A Transfer shall also be deemed to have occurred with respect to a share of Class B Common Stock beneficially held by (i) an entity that is a Permitted Entity, if there occurs any act or circumstance that causes such entity to no longer be a Permitted Entity or (ii) an entity that is a Qualified Shareholder, if there occurs a Transfer on a cumulative basis, from and after the IPO Date, of a majority of the voting power of the voting securities of such entity or any direct or indirect Parent of such entity, other than a Transfer to parties that are, as of the IPO Date, holders of voting securities of any such entity or Parent of such entity.

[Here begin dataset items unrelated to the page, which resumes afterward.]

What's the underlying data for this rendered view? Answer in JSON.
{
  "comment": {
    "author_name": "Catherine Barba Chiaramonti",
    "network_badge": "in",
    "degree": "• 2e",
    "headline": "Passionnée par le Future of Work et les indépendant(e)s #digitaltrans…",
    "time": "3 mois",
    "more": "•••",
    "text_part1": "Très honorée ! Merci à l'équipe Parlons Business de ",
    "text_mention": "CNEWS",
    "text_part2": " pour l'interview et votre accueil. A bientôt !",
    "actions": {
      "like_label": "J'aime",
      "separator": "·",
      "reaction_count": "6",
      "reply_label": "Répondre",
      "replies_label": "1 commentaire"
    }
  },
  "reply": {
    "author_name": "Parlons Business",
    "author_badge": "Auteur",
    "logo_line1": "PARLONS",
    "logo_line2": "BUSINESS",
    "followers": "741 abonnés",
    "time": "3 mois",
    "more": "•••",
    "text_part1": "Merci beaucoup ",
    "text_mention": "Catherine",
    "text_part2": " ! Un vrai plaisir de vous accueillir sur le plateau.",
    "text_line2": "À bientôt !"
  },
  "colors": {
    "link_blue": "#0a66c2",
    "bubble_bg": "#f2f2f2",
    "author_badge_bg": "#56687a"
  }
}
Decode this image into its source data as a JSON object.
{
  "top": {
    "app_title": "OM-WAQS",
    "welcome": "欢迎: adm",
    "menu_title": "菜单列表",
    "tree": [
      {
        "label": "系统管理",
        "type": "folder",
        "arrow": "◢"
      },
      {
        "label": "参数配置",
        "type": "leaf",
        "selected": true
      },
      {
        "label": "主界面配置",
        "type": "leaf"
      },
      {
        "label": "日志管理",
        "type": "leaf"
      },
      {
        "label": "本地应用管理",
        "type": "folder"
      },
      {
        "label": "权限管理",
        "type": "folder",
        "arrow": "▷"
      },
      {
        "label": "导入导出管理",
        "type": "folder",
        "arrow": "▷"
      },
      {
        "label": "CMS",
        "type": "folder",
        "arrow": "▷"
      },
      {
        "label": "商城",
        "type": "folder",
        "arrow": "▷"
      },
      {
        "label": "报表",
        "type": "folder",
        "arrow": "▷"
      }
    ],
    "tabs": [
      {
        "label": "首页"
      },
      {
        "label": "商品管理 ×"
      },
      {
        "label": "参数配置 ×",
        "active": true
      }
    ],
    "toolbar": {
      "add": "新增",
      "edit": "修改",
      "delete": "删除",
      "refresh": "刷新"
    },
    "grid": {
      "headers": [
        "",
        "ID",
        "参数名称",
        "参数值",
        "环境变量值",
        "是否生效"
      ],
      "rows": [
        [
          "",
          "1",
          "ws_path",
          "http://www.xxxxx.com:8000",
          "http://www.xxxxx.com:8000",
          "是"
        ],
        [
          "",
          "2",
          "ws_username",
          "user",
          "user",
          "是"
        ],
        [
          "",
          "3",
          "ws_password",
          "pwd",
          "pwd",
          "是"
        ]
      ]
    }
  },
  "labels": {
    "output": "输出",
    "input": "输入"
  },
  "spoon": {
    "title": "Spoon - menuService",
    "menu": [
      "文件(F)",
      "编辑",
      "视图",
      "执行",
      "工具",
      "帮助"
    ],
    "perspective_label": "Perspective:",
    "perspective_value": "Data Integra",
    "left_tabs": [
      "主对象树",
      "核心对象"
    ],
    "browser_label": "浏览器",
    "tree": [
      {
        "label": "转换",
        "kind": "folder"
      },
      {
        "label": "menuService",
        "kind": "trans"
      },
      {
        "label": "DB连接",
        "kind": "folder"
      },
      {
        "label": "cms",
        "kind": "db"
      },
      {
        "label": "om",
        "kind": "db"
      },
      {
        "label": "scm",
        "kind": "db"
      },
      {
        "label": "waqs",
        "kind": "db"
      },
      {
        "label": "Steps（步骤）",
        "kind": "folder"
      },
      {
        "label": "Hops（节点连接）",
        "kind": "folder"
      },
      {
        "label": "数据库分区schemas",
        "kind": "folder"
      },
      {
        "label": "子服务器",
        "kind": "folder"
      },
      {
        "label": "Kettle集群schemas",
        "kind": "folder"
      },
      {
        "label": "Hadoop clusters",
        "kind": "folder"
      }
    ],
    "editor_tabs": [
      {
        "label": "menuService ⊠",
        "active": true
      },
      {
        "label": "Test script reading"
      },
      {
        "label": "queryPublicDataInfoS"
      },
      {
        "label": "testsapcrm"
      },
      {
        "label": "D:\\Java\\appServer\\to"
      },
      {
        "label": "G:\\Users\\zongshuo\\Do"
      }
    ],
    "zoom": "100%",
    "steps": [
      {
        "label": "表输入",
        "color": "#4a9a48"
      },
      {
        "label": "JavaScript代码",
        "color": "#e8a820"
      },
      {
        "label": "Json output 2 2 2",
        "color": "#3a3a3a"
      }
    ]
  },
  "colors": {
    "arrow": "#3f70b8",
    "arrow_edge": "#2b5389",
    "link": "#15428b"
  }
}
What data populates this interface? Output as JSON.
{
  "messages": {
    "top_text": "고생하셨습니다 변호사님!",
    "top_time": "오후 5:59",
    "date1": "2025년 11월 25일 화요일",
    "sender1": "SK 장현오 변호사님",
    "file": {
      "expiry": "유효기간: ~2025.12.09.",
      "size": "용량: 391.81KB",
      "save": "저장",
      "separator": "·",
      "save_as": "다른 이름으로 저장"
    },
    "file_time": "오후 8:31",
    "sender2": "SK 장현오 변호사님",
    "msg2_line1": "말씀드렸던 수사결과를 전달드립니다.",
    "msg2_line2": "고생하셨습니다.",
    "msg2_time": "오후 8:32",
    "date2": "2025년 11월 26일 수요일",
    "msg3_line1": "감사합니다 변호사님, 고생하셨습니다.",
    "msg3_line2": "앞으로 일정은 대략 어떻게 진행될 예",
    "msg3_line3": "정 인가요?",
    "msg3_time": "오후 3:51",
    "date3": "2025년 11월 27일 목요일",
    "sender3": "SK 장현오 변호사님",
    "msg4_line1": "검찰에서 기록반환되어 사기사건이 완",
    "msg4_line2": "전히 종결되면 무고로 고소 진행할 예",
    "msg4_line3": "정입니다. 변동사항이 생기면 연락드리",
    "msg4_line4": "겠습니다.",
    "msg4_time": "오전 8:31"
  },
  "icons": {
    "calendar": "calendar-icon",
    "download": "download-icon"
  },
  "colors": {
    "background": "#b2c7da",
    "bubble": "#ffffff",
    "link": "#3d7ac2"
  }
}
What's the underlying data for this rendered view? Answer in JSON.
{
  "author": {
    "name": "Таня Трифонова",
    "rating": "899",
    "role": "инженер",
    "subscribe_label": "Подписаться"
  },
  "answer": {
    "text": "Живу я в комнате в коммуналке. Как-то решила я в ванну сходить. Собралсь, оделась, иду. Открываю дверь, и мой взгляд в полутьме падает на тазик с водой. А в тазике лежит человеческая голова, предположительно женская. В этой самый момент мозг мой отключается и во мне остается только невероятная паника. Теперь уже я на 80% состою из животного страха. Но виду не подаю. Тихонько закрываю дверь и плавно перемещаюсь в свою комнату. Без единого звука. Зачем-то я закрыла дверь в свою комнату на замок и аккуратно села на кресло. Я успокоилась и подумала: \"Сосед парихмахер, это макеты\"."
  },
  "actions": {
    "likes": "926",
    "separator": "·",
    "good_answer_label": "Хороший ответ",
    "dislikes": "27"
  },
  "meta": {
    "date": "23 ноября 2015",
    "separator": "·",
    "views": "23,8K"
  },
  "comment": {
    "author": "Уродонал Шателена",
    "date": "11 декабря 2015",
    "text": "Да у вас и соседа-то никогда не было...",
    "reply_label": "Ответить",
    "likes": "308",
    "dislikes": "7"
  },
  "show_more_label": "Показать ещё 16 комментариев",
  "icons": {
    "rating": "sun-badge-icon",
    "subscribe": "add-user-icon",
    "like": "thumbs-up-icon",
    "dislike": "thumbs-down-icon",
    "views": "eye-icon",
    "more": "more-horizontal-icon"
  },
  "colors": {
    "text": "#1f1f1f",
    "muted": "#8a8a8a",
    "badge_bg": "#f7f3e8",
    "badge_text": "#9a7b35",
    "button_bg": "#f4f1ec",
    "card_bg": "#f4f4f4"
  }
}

(v)    Parent” of an entity shall mean any entity that directly or indirectly owns or controls a majority of the voting power of the voting securities of such entity.
(vi)    Permitted Transfer” shall mean, and be restricted to, any Transfer of a share of Class B Common Stock:
(A)    by a Qualified Shareholder to (1) one or more Family Members of such Qualified Shareholder, (2) any Permitted Entity of such Qualified Shareholder, or (3) to such Qualified Shareholder’s revocable living trust, which revocable living trust is itself both a Permitted Trust and a Qualified Shareholder; or
(B)    by a Permitted Entity of a Qualified Shareholder to (1) such Qualified Shareholder or one or more Family Members of such Qualified Shareholder, or (2) any other Permitted Entity of such Qualified Shareholder.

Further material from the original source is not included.